As for Henry, a hardened flirt, he was tougher to like, luring Maria Bertram’s affections, during the time of the play, from the rich but dull-witted young man to whom the oldest Mansfield girl was already engaged—though with no motive more serious, on Henry’s part, than the gratification of his own vanity. Fanny’s turn was next—he boasted to his sister that he only wanted to make “a small hole” in the heroine’s heart—but he soon discovered that the influence was running the other way. Like Mary with Edmund, Henry was surprised to find himself susceptible to Fanny’s finer, quieter qualities. And as he set out to court her in earnest, he began to display some rather fine qualities of his own: patience and tact and sensitivity, a cultivated mind and a susceptible heart.

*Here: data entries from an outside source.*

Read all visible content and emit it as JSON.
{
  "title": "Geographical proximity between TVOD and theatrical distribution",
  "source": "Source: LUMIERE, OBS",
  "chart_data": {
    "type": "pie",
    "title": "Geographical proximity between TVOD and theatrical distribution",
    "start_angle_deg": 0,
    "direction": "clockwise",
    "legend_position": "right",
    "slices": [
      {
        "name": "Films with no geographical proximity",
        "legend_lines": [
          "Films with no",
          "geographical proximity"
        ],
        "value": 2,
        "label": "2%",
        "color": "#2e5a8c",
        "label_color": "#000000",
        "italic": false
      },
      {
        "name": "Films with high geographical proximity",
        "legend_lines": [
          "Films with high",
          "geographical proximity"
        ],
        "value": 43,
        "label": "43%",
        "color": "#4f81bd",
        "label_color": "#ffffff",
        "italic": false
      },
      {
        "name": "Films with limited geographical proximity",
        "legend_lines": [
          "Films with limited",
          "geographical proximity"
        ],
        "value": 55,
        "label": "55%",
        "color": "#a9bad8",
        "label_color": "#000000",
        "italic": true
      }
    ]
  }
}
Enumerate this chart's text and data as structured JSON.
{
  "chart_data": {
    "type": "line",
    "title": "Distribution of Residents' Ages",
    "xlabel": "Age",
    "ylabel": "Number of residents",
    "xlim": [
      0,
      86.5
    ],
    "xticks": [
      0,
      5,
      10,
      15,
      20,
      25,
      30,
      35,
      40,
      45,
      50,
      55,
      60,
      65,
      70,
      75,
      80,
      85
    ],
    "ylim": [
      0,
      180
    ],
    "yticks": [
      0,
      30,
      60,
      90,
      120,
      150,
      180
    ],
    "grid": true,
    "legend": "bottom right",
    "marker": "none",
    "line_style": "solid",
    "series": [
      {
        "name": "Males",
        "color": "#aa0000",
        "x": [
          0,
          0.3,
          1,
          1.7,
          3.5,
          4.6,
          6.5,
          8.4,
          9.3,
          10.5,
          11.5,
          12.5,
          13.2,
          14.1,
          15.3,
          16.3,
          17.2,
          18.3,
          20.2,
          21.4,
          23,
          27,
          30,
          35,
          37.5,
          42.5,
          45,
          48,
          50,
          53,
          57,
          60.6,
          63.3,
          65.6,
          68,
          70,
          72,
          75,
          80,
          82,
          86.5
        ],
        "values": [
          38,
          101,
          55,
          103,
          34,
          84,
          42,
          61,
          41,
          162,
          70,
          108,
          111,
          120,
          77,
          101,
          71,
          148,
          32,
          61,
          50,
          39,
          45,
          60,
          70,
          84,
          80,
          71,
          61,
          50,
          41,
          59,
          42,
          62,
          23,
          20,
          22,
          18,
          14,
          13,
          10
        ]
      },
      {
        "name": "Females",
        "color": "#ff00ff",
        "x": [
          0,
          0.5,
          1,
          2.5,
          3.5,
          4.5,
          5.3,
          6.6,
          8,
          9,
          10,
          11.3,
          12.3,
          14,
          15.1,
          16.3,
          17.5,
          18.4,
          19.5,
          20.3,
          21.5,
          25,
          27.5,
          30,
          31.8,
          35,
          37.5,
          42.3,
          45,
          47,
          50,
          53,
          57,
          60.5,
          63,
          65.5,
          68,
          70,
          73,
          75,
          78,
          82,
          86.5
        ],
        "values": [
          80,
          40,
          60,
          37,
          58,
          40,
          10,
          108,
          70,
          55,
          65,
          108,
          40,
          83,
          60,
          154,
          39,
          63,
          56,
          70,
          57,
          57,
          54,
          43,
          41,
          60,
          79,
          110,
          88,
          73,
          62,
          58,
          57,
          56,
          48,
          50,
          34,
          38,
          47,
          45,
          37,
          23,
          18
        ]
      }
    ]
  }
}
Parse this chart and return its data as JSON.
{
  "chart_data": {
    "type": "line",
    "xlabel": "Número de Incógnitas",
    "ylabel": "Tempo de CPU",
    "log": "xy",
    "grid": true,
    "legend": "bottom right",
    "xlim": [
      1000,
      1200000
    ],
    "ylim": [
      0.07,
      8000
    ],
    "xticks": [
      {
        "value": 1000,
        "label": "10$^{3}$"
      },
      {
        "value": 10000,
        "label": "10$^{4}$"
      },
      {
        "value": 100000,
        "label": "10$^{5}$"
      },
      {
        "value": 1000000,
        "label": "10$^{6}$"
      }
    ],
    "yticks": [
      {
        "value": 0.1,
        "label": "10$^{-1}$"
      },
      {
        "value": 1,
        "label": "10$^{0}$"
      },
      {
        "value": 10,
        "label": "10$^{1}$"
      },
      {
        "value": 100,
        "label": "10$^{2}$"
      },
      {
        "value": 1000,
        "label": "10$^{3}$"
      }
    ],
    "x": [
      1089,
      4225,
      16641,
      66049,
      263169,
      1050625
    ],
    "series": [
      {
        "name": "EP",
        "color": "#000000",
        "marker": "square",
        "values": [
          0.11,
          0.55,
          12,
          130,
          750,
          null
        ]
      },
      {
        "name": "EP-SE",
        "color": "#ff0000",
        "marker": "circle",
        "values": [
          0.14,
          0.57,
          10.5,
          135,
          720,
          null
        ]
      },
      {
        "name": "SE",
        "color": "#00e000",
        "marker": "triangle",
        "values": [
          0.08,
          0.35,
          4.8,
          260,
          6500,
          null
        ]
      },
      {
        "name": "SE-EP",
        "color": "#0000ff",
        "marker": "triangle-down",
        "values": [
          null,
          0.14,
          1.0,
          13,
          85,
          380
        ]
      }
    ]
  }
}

As Pride and Prejudice ultimately arranged a merging of its hero’s and heroine’s best qualities, a purging of their faults, so I always rooted, each time I read the novel, for a synthesis of Mansfield and Crawford: Edmund and Fanny on the one hand, Mary and Henry on the other. Goodness matched with boldness, stability with spirit. The cousins would grow up, the siblings would settle down. Everybody would be better, and everybody would be happy.
But then, something happened to change my mind, not only about Mansfield Park but also about myself. A year or so after I’d begun to hang around the private-school crowd, my friend and his girlfriend got married. It was more like a coronation than a wedding: a rehearsal dinner the night before at an elegant restaurant overlooking the East River, a stately ceremony in the grand space of an East Side Episcopal church, and an opulent, impeccably tasteful reception at a private club nearby. I fished my best shoes out from the back of the closet and bought my first new suit since my bar mitzvah. Hundreds of people attended, most of them from the bride’s parents’ rarefied sphere of business associates and social contacts. And then, as I was watching the dancing with some of the other single guys—the department-store heiress was wearing a little black dress with a fur-trimmed neckline that none of us could take our eyes off—one of them said, apropos the groom, “Well, he got what he wanted.”